I'm not surprised. One more thing the Food Pyramid has to answer for, I suspect. This is another thing with tomatoes that really matters. There are varieties that are incredibly different, in taste, texture, and best use. I wouldn't eat just any old tomato like it was nothing, but one kind of purple tomato is just too tasty to waste with cooking. Maybe slicing it up to go with something else, if I have to wait.
See I was in the tomatoes are gross category my whole life until I grew my own heirloom varieties... WORLD O' FUCKIN' DIFFERENCE. Holy shit, what they sell in the grocery stores should not be allowed to be called a tomato.
It's one of those things that happens because grocery store varieties are bred/engineered mostly for a) ability to keep well during transportation and b) looking good on display.

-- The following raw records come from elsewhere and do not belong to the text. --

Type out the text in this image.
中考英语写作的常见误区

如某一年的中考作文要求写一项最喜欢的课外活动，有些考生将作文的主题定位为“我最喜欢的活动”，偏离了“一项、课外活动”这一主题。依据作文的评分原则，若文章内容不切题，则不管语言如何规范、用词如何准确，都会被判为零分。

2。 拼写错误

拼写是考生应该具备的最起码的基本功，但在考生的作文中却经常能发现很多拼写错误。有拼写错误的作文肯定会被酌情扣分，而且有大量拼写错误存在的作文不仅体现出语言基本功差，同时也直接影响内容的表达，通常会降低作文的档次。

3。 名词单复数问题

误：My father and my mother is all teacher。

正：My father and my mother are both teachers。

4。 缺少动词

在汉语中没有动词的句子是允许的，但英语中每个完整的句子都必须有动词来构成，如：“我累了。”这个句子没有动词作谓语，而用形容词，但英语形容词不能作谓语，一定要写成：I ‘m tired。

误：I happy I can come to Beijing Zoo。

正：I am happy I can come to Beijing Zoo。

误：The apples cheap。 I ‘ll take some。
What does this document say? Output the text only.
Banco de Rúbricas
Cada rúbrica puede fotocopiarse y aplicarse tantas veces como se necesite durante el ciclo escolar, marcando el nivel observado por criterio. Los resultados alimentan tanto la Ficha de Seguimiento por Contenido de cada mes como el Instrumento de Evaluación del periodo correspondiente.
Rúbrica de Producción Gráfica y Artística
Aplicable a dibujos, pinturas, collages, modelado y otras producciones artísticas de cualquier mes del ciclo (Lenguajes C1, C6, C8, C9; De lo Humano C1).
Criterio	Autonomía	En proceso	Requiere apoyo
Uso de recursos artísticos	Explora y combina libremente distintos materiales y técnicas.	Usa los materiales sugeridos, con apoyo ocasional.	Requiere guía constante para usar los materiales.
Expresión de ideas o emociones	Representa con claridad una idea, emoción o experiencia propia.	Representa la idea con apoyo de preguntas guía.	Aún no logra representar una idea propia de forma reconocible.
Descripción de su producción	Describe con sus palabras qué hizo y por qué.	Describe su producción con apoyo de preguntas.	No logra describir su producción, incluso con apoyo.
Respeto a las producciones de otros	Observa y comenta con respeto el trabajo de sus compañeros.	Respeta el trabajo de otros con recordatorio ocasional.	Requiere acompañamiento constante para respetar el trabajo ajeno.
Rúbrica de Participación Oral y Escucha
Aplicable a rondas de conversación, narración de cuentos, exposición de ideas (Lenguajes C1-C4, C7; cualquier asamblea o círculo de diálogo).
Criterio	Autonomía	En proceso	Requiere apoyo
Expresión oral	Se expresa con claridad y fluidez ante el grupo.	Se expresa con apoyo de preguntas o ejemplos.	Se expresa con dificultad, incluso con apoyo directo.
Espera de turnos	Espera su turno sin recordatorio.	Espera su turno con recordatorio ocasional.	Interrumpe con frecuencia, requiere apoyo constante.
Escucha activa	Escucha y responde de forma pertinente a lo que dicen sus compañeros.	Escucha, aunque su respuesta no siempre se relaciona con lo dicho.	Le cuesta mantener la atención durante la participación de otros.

Compare the offense against all that is good in the world that is the Red Delicious apple. I'd imagine it's especially bad with tomatoes because they're so squishy that transport is extra tricky.
Ugh. Red delicious, my nemesis apple. Never has a cultivar name been so exactly the opposite of what it advertises.
(stares directly @ ur general direction as i take a big ole chomp of a tomato) Altho i agree many grocery store tomatoes taste like nothing and sadness
(insert footage of a rat licking the inside of a tomato... mlem) ((Are tomatoes good for rats? I have no idea but i also don't have any pet rats to feed tomatoes to so it doesnt matter))
If I remember right, they used to actually be good decades ago, but they got selected more and more heavily for looks and keeping well and ended up inedible. Fun "I have apple farmer relatives" fact: Currently the biggest market for US-grown Red Delicious is China, because they don't have a lot of domestic apple production and they sell really well over there because red=lucky and "being red" is the one area where RDs blow everything else out of the water.
good tomato versions: ketchup, tomato sauce for pasta or pizza or curry or whatever, sun-dried tomatoes baked on savory baked goods bad tomato versions: raw tomatoes, tomato soup
I think I read a paper and they found a lot of the genes for texture/color/taste are linked in apples, which explains at least in part why the breeding for the red color coincided with the decrease in actual quality as a food.
relevant bit starting at about 1:45. I've never gotten the granny smith hype, only yellow apples taste good.